Ahmad Harun Yahya Oligarki Partai Politik
Salah satu faktor yang mempengaruhi bongkar pasang koalisi Parpol pada pilkada 2020 nanti adalah kekuatan oligarki partai politik. Dalam penentuan koalisi, pimpinan partai politk men-ja¬di semacam oligarki yang begitu berkuasa baik karena kekuatan finansial yang dimiliki maupun karena posisi kekuasaan di internal partai yang memiliki legalitas hukum.
Winters dalam bukunya Oligarchy membagi oligarki dalam dua bagian. bagian pertama, oligarki dibangun atas dasar kekuatan modal kapital yang tidak terbatas, sehingga mampu menguasai dan mendominasi simpul-simpul kekuasaan. Dimensi kedua, oligarki beroperasi dalam kerangka kekuasaan yang menggurita secara sistemik.
Efek dari oligarki partai politik semacam ini kemudian melahirkan sentralisme struktur kekuasaan di dalam partai politik. Pengurus partai di daerah tidak memiliki kekuatan otonom mengambil keputusan politik koalisi secara bebas. Mereka sepenuhnya bergantung kepada putusan dari pimpinan parpol di Dewan Pimpinan Pusat. Kondisi itu menjadikan para pengurus DPP memiliki kekuatan besar dalam menentukan koalisi parpol yang berkembang di semua wilayah Indonesia yang akan menggelar pilkada 2020 baik di Provinsi maupun di Kabupaten.

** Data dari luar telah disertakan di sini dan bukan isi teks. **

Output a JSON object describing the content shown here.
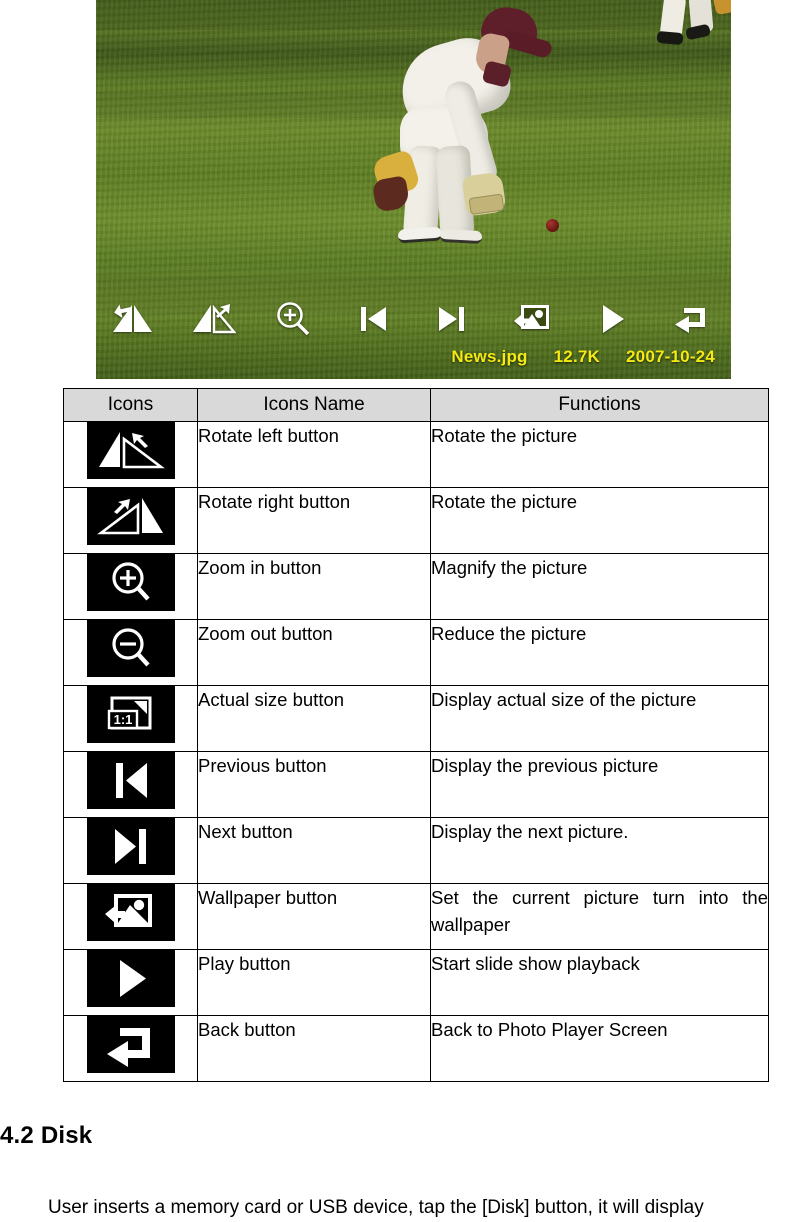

Di tangan para elite itulah segala keputusan partai politik ditentukan melalui mekanimse hirarki yang kaku, alias dari atas ke bawah. Seorang ketua partai beserta orang-orang di lingkaran terdekatnya merupakan sosok-sosok superior yang memegang kewenangan penuh dalam ihwal decision making, termasuk menentukan sesiapa yang bakal diusung dalam pilkada 2020 nantinya.